I am 60 feet up in an oak tree on a brush-infested ridge in Sequoia National Park. That is about as specific as I can get on our location.
Pat, Kenn Kenega and I have spent the last 3 1/2 hours struggling upward through shoulder-high poison oak; burrs and foxtails matting in our hair; filthy sweat and tears leaving tracks through the dirt and poison oak oil on our skin until absorbed by the tangle of crud coating us.
Pat and Kenn are somewhere below. I lost sight of them about an hour ago while crawling through a particularly thick jungle of poison oak and buckbrush.
I brush off yet another tick, this one lovingly exploring the tender spot behind my left ear.
From my lookout in the tree, I can see not a thing that would give us any clue as to where we are, or where we want to be, if only we knew where that was.
As the cursing, thrashed pair arrive below, I descend through the heat (mindful of how little water we have remaining) to a desperate conference amid the tangle of sticker-bushes on the ridge top: Pat thinks we may be on the wrong mountain entirely. We both agree that, if we are on the right ridge, we're at least 2,000 feet too high. We all three agree that we're doomed.
Our excellent approach instructions simply indicated follow the old Castle Rocks Trail (faint in 1983) for 4-5 miles to rocky gullies. Since we never found that trail, we are not even sure in what direction we should be headed.
Doomed. The trip is a bust.
We agree to have lunch in about another hour of thrashing, and to decide then, when and how to retreat.
Conference over, we hoist sweat-soaked packs and stumble upwards into the brush, to find the Castle Rocks trail 50 yards away.
The route from here is a clear, easy contour through miles of forest to a gully with clear, sweet water and a rock chute leading up through the granite towers to the climb of our lives (still wading through poison oak though.)

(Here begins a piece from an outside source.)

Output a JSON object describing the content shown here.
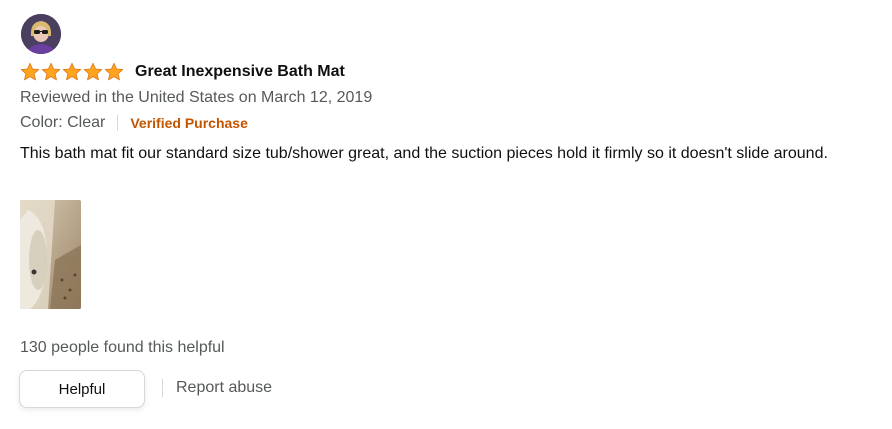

Sunset: We lounge at a campsite scratched out of the jumbled rocks in the throat of the gully, finally able to relax. The incredible tower rises behind us into the evening sky as a vast molten-glowing disc sinks into the far ridges of Kings Canyon National Park. In the gloom, we finish a pot of Chicken-Mushroom Ramen laced with real mushrooms, real chicken, and soy sauce carried in for the occasion. Stars appear far above in the darkening sky and below, the middle fork of the Kaweah River briefly flashes silver from deep in the valley as darkness settles gently over California.
In a cool pre-dawn three climbers are arranging gear, sorting ropes, shoes and harnesses, cursing the ants that have crept into the packs during the night. Cups of Espresso or tea in hand, they each munch their own personal breakfasts, striving for an economy of movement. Every motion and thought this morning is focused on the climb ahead, and on returning to this rocky, tiny campsite before dark. As they begin to pick their way up the tilted rubble-chute above, one of the climbers bends over and retches.
9 am: Above me the rock is slightly overhanging as I jam up a dihedral capped by a roof. Forty feet below, Pat and Kenn sit on a ledge, worrying and watching as I work my way up the corner.
The roof: 40-year-old bolt beside a #3 Friend.The slings below swing outrageously away from the rock as a wild, barn-door layback takes me up onto crystal knobs in the middle of a vertical crackless wall. I balance and breathe, fiddle with protection, immerse my hands repeatedly in chalk, and study the moves above.
Finally I am ready, and dive up a sidepull, highstepping into a featured chute, nothing left but easy moves into the sky.
The best compliment a second can pay to a leader, without falling on a pitch, is to pull over the crux shaking like a leaf, glasses steamed, snot coming out of his nose. When Kenn pays me this tribute as he com[pletes the 5.11b roof, I am honored. Pat, not to be outdone, falls at the crux.
More leads; pitch after pitch of incredibly steep solid rock leaqpfrog us up into the blue sky.
I want to lead the 5.8, but Kenn takes over the lead at the bottom of a shallow, off-vertical 5.11 seam. Shaking and sweating, we watch him struggle desperately to place sparse protection in the worthless flare. Unsure of his pro, he takes a 15-foot fall to test his top piece. It holds.
More confident now, Kenn tries the moves a few more times, to finally pull through the crux into easy cracks and Lichen below the summit.
Pat tackles the last pitch, 5.10, with a rude power move off of a fingerlock into a bush and we are through the difficulties, lounging in the sun atop the most incredible peak any of us have ever climbed.
Rapelling off. 3 raps down, I slow onto the ledge where, a minute ago, Pat started screaming. He is still screaming. Eyes wide, he holds up a mess of slings through the eye of a rusty, loose piton he removed by hand. One of our rappel anchors. I start screaming with him. When Kenn arrives, he joins in.
Sunset -- the incredible tower rises behind us into the night, an incomprehensible black dagger-thrust of stone. Below, as darkness settles yet again over California, the Middle Fork of the Kaweah River and the swimming holes of Paradise Creek flash molten gold deep in the valley, reflecting the peace of the evening sky.